How the Algorithm Works
Seventeen-year-old Nathan Smith began with the idea of letting a language model fully manage $100 by investing in U.S. micro-cap stocks with market capitalizations under $300 million. The AI selects the assets, calculates position sizes, sets risk levels, and sells shares when needed. The only thing required from the human is to execute the trades and record the results.
The main feature of the system is its full autonomy. ChatGPT independently manages the investments without human interference - except in cases where the model contradicts itself, in which case Smith steps in.

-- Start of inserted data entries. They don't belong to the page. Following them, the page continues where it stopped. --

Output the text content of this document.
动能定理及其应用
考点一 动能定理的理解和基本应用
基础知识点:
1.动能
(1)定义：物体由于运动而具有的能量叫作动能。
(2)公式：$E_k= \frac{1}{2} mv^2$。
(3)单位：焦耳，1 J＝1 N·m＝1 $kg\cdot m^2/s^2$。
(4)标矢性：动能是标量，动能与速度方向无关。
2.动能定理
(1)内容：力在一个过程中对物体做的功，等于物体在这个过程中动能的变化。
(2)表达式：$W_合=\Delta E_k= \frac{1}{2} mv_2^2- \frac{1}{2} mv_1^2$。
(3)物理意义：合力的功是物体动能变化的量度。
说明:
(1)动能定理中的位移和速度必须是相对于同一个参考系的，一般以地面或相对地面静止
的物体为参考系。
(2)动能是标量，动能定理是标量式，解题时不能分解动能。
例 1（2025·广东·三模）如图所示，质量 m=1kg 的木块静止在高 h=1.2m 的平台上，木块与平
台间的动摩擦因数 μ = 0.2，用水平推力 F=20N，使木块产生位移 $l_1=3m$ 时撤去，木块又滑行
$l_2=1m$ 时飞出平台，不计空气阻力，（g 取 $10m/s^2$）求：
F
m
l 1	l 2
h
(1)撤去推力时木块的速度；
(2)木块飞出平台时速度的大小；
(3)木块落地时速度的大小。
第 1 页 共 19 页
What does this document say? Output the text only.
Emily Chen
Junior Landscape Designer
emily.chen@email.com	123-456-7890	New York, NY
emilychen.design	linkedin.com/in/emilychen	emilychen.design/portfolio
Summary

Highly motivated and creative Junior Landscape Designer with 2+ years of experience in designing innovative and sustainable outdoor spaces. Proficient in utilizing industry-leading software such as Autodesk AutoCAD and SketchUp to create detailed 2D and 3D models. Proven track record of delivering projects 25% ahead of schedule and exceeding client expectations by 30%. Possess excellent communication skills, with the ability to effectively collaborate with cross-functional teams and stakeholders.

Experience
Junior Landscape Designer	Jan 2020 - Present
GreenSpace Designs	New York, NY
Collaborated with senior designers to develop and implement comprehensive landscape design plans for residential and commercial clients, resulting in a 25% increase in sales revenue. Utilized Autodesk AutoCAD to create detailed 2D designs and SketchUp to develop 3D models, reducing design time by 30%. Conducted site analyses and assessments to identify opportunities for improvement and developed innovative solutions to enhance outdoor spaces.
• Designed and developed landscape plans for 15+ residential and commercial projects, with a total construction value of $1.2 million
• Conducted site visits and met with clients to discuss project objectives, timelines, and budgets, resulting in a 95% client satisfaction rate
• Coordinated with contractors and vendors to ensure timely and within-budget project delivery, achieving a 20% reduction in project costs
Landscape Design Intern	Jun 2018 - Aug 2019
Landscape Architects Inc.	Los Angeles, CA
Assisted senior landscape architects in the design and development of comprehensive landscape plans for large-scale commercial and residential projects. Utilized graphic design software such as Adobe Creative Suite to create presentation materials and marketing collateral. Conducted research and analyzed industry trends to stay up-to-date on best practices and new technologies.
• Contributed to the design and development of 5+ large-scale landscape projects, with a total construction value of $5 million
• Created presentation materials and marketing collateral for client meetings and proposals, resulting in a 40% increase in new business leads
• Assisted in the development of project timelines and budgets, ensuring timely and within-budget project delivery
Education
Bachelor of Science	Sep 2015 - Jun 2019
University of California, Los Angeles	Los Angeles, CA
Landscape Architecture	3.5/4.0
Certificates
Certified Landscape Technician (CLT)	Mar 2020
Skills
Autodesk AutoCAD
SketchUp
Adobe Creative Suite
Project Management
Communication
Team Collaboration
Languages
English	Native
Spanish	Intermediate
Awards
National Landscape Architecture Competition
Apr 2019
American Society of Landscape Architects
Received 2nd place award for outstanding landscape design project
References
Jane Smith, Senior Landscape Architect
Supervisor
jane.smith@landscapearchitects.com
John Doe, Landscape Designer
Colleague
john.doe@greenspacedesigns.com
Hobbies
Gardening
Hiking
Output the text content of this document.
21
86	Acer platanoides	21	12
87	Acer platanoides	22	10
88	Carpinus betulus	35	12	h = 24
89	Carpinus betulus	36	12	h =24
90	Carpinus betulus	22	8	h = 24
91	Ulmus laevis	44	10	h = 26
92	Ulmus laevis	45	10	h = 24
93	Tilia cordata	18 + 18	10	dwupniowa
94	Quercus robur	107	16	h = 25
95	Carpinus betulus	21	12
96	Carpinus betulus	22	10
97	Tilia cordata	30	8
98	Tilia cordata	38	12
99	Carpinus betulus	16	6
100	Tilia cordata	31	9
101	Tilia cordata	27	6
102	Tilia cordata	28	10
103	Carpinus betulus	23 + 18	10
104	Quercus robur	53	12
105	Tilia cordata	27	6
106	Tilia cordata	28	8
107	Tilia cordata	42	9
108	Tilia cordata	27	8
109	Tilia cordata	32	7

Model on GitHub and Key Metrics
The experiment’s code is available on GitHub. ChatGPT updates the portfolio once a week, staying within the set market cap range. For performance tracking, Smith uses data from Yahoo Finance, processes it with Pandas, and visualizes the results on charts compared to the S&P 500 index.
In terms of risk management, the portfolio appears unstable. After traders took notice of the algorithm, Smith calculated its risk metrics. He found that the Sharpe ratio was 0.9413, indicating higher risk, but the Sortino ratio of 2.0021 shows a strong return-to-drawdown profile. For reference, a Sharpe ratio above 1.0 is generally considered acceptable.